A Devotional for Mother’s Day about Husbands and Fathers
For this Mother’s Day, I wanted to share something a little different. It’s not just a message to mothers—but a reflection on what it means to be a good husband and father in light of the incredible role moms play. I know it might sound strange, but I want to talk about fathers on Mother’s Day.
Why? Because one of the greatest ways a father can honor motherhood is by loving his wife well. These thoughts are dedicated to my wife, Jess, and to all the amazing moms out there—current and future. I hope this short devotional encourages you.
As I reflect on my own marriage and fatherhood, three Bible verses have stood out to me. They’ve shaped the way I think about my role as a husband, and in turn, how I support my wife as a mother. These verses remind me of who I’m called to be—not perfectly, but prayerfully.
1. Ephesians 5:25 — Love Sacrificially
“Husbands, love your wives, just as Christ loved the church and gave himself up for her.”
This verse was actually part of our wedding passage. It’s a powerful reminder that a husband’s love is meant to reflect Christ’s love for the Church—sacrificial, selfless, and unconditional.

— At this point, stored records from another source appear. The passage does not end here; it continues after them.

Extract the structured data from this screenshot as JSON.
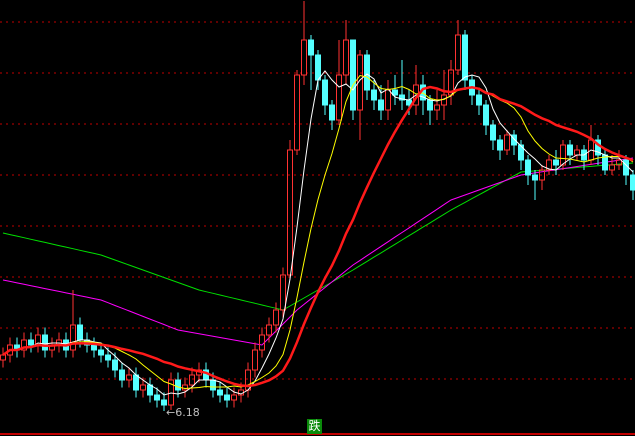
{
  "chart_data": {
    "type": "candlestick",
    "title": "",
    "xlabel": "",
    "ylabel": "",
    "ylim": [
      5.68,
      14.4
    ],
    "grid": true,
    "gridlines": [
      13.96,
      12.94,
      11.92,
      10.9,
      9.88,
      8.86,
      7.84,
      6.82
    ],
    "colors": {
      "up": "#ff3232",
      "down": "#54ffff",
      "grid": "#c00000",
      "background": "#000000",
      "ma5": "#ffffff",
      "ma10": "#ffff00",
      "ma20": "#ff1a1a",
      "ma_long1": "#ff00ff",
      "ma_long2": "#00e000"
    },
    "open": [
      7.2,
      7.3,
      7.5,
      7.4,
      7.6,
      7.5,
      7.7,
      7.4,
      7.5,
      7.6,
      7.4,
      7.9,
      7.6,
      7.5,
      7.4,
      7.3,
      7.2,
      7.0,
      6.8,
      6.9,
      6.6,
      6.7,
      6.5,
      6.4,
      6.3,
      6.8,
      6.6,
      6.7,
      6.9,
      7.0,
      6.8,
      6.6,
      6.5,
      6.4,
      6.5,
      6.6,
      7.0,
      7.4,
      7.7,
      7.9,
      8.2,
      8.9,
      11.4,
      12.9,
      13.6,
      13.3,
      12.8,
      12.3,
      12.0,
      12.9,
      13.6,
      12.2,
      13.3,
      12.6,
      12.4,
      12.2,
      12.6,
      12.5,
      12.4,
      12.3,
      12.7,
      12.4,
      12.2,
      12.3,
      12.5,
      13.0,
      13.7,
      12.8,
      12.5,
      12.3,
      11.9,
      11.6,
      11.4,
      11.7,
      11.5,
      11.2,
      10.9,
      10.8,
      11.0,
      11.2,
      11.1,
      11.5,
      11.3,
      11.4,
      11.2,
      11.6,
      11.3,
      11.0,
      11.1,
      11.2,
      10.9
    ],
    "close": [
      7.3,
      7.5,
      7.4,
      7.6,
      7.5,
      7.7,
      7.4,
      7.5,
      7.6,
      7.4,
      7.9,
      7.6,
      7.5,
      7.4,
      7.3,
      7.2,
      7.0,
      6.8,
      6.9,
      6.6,
      6.7,
      6.5,
      6.4,
      6.3,
      6.8,
      6.6,
      6.7,
      6.9,
      7.0,
      6.8,
      6.6,
      6.5,
      6.4,
      6.5,
      6.6,
      7.0,
      7.4,
      7.7,
      7.9,
      8.2,
      8.9,
      11.4,
      12.9,
      13.6,
      13.3,
      12.8,
      12.3,
      12.0,
      12.9,
      13.6,
      12.2,
      13.3,
      12.6,
      12.4,
      12.2,
      12.6,
      12.5,
      12.4,
      12.3,
      12.7,
      12.4,
      12.2,
      12.3,
      12.5,
      13.0,
      13.7,
      12.8,
      12.5,
      12.3,
      11.9,
      11.6,
      11.4,
      11.7,
      11.5,
      11.2,
      10.9,
      10.8,
      11.0,
      11.2,
      11.1,
      11.5,
      11.3,
      11.4,
      11.2,
      11.6,
      11.3,
      11.0,
      11.1,
      11.2,
      10.9,
      10.6
    ],
    "high": [
      7.45,
      7.65,
      7.65,
      7.75,
      7.75,
      7.85,
      7.85,
      7.65,
      7.75,
      7.75,
      8.6,
      8.05,
      7.75,
      7.65,
      7.55,
      7.45,
      7.35,
      7.15,
      7.05,
      7.05,
      6.85,
      6.85,
      6.65,
      6.55,
      6.95,
      6.95,
      6.85,
      7.05,
      7.15,
      7.15,
      6.95,
      6.75,
      6.65,
      6.65,
      6.75,
      7.15,
      7.55,
      7.85,
      8.05,
      8.35,
      9.05,
      11.6,
      13.0,
      14.38,
      13.7,
      13.4,
      12.9,
      12.4,
      13.6,
      14.0,
      13.6,
      13.4,
      13.4,
      12.8,
      12.7,
      12.8,
      12.9,
      13.2,
      12.6,
      13.1,
      12.9,
      12.5,
      12.6,
      13.0,
      13.2,
      14.0,
      13.8,
      12.9,
      12.6,
      12.4,
      12.0,
      11.7,
      11.8,
      11.8,
      11.6,
      11.3,
      11.0,
      11.1,
      11.3,
      11.4,
      11.6,
      11.6,
      11.5,
      11.5,
      11.9,
      11.7,
      11.4,
      11.3,
      11.4,
      11.3,
      11.0
    ],
    "low": [
      7.05,
      7.15,
      7.25,
      7.25,
      7.35,
      7.35,
      7.25,
      7.25,
      7.35,
      7.25,
      7.25,
      7.45,
      7.35,
      7.25,
      7.15,
      7.05,
      6.85,
      6.65,
      6.65,
      6.45,
      6.45,
      6.35,
      6.25,
      6.18,
      6.2,
      6.45,
      6.45,
      6.55,
      6.75,
      6.65,
      6.45,
      6.35,
      6.25,
      6.25,
      6.35,
      6.45,
      6.85,
      7.25,
      7.55,
      7.75,
      8.05,
      8.8,
      11.3,
      12.7,
      12.6,
      12.6,
      12.1,
      11.8,
      11.9,
      12.7,
      12.0,
      11.6,
      12.4,
      12.2,
      12.0,
      12.0,
      12.3,
      12.2,
      12.1,
      12.1,
      12.1,
      11.9,
      12.0,
      12.0,
      12.3,
      12.9,
      12.6,
      12.3,
      12.1,
      11.7,
      11.4,
      11.2,
      11.3,
      11.3,
      11.0,
      10.7,
      10.4,
      10.6,
      10.9,
      10.9,
      11.0,
      11.1,
      11.2,
      11.0,
      11.1,
      11.1,
      10.9,
      10.9,
      11.0,
      10.7,
      10.4
    ],
    "ma_periods": [
      5,
      10,
      20
    ],
    "ma_long1": [
      [
        0,
        8.8
      ],
      [
        14,
        8.4
      ],
      [
        25,
        7.8
      ],
      [
        37,
        7.5
      ],
      [
        42,
        8.2
      ],
      [
        50,
        9.1
      ],
      [
        64,
        10.4
      ],
      [
        74,
        10.9
      ],
      [
        90,
        11.24
      ]
    ],
    "ma_long2": [
      [
        0,
        9.74
      ],
      [
        14,
        9.3
      ],
      [
        28,
        8.6
      ],
      [
        40,
        8.2
      ],
      [
        50,
        9.0
      ],
      [
        64,
        10.2
      ],
      [
        74,
        10.96
      ],
      [
        90,
        11.14
      ]
    ],
    "annotations": {
      "low_label": "←6.18",
      "low_index": 23,
      "signal_badge": "跌"
    }
  }
}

When Jess and I are both exhausted from parenting or life in general, this verse reminds me that my role isn’t to seek comfort for myself first, but to serve her—even when I don’t feel like it. I’ve memorized this verse, and having it in my heart helps guide my actions, even when I fall short. It’s humbling, and it pushes me to confess when I’ve failed and realign my heart with God’s standard of love.
2. Colossians 3:19 — Love Kindly
“Husbands, love your wives and do not be harsh with them.”

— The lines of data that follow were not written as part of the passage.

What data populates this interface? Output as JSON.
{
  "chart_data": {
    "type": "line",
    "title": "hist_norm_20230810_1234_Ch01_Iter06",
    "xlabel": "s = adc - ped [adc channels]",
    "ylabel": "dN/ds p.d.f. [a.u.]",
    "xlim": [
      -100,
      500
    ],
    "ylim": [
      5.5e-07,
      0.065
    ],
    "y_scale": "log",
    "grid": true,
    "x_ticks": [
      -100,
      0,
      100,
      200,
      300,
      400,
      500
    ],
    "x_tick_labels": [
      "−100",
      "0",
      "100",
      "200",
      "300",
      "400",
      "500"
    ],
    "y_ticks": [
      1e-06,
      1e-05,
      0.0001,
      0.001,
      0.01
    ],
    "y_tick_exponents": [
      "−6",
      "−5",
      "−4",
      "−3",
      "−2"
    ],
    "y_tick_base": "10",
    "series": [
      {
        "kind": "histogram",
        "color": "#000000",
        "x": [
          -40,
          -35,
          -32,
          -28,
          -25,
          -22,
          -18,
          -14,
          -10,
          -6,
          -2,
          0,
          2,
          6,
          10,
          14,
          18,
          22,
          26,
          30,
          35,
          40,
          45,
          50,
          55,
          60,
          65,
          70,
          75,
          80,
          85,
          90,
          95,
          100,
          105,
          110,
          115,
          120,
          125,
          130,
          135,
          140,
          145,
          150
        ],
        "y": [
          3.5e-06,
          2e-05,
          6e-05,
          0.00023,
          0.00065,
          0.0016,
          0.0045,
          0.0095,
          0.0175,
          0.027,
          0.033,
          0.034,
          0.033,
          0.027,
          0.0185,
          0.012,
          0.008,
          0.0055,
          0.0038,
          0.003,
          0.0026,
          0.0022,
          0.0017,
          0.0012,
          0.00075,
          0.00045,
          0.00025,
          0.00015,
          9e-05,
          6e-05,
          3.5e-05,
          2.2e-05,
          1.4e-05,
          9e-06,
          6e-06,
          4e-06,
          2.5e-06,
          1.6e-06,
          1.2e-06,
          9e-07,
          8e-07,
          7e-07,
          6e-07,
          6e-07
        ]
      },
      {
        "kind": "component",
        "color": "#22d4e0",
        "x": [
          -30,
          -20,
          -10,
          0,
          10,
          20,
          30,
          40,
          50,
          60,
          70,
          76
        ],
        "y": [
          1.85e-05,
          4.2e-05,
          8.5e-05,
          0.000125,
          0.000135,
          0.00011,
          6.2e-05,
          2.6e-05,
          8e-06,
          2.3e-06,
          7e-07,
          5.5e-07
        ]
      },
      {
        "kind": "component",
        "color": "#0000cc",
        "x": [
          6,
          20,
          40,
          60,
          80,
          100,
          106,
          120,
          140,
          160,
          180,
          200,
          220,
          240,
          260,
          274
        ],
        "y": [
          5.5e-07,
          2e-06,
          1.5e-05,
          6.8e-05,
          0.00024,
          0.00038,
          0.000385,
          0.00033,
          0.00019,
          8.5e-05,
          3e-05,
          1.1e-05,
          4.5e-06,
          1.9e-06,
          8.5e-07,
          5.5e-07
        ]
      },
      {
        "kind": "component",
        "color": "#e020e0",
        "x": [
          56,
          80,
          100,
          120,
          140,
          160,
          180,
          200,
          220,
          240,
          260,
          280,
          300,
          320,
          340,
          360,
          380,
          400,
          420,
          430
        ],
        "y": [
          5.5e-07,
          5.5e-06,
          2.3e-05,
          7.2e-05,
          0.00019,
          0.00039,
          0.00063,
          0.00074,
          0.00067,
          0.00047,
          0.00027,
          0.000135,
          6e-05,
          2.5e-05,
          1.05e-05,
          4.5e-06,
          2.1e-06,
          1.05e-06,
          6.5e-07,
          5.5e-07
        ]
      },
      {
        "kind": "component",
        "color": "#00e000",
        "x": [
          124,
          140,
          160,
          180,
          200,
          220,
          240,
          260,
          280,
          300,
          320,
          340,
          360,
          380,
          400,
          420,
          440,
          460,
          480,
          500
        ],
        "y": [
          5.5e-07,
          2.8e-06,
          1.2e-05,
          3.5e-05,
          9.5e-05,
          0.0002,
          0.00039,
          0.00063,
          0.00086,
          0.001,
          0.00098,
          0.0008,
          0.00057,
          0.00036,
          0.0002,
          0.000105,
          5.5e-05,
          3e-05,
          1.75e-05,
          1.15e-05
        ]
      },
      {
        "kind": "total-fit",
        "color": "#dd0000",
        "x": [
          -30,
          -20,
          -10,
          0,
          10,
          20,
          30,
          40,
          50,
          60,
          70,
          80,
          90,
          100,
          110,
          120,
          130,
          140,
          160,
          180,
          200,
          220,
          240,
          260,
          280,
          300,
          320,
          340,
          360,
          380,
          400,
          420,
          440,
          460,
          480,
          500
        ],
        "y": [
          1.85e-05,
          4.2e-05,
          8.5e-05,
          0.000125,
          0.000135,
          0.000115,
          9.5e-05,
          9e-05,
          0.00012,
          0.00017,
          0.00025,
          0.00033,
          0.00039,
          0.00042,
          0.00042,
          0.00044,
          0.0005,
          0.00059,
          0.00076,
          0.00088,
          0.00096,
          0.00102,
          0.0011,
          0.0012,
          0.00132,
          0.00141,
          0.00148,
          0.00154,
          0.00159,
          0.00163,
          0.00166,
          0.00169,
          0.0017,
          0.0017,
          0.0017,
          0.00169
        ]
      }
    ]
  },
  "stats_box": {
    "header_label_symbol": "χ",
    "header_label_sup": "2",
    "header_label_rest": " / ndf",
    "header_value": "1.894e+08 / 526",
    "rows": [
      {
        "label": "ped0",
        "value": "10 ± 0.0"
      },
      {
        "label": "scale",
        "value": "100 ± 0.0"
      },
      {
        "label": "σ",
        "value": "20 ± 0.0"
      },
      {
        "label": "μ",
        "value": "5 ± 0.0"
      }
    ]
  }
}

This one is short, simple, and straight to the point. And honestly, it cuts deep. I know my personality—I can be direct, even a bit didactic. I might say the right thing, but in the wrong tone, and Jess will let me know: “It’s not what you said, it’s how you said it.”

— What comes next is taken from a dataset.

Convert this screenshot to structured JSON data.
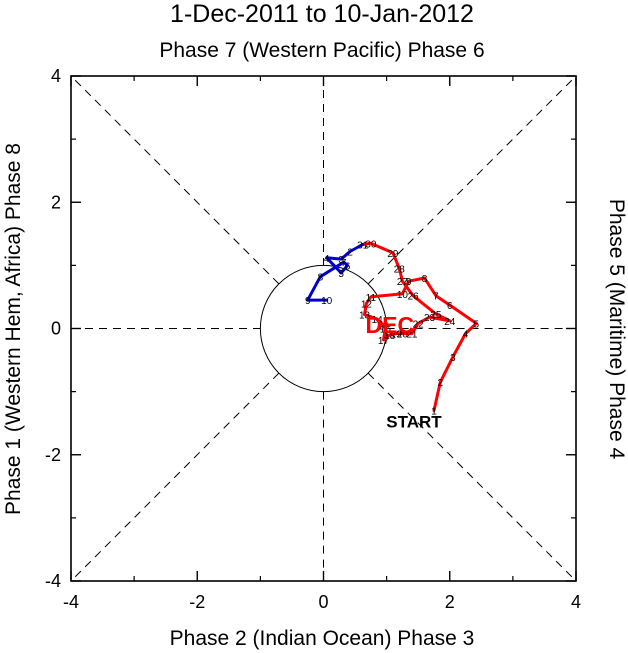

She’s right. And this verse leaves me with no excuse. God commands husbands not to be harsh. Especially when moms are carrying so much—physically, emotionally, spiritually—the least we can do is speak with gentleness and respect. This is something I have to actively work on. The verse sticks with me, and even though I don’t always get it right, it reminds me of the man I’m striving to be.
3. 1 Peter 3:7 — Love with Understanding
“Husbands, live with your wives in an understanding way, showing honor to the woman as the weaker vessel…”
This verse might be misunderstood out of context, but it’s not about inferiority. It’s about recognizing that husbands and wives are different—and that men are called to understand, honor, and care for their wives accordingly.
This verse challenges me to know Jess. To understand why she parents the way she does, why she manages our home the way she does. For example, when it comes to disciplining the kids, I’m very black-and-white—timeouts, quick correction, no explanations. Jess, on the other hand, takes time to understand their feelings, to get to the why behind their behavior.
It’s easy for me to get impatient, but this verse reminds me that it’s my job to seek understanding, not dominance. As husbands, we don’t get to say, “This is how it is—deal with it.” Instead, we say, “Let’s figure this out together.” That’s the heart of the command: live with your wife in an understanding way.
From a Father and Husband’s Heart
What’s interesting is that these are all verses directed at husbands—yet they hold deep meaning on a day that honors mothers. Because how we treat the mothers of our children says a lot about how we honor motherhood itself.
Before I got married, I didn’t think much about these verses. But now, as a husband and father, I see how essential they are. If you’re not married yet but hope to be one day, I encourage you to start thinking about this now. God has high standards for how men are to love and lead their families—and those standards are rooted in love, gentleness, and understanding.
So this is my encouragement to all the men out there: Let’s honor mothers not just with flowers and brunch, but with the way we live, love, and lead every day.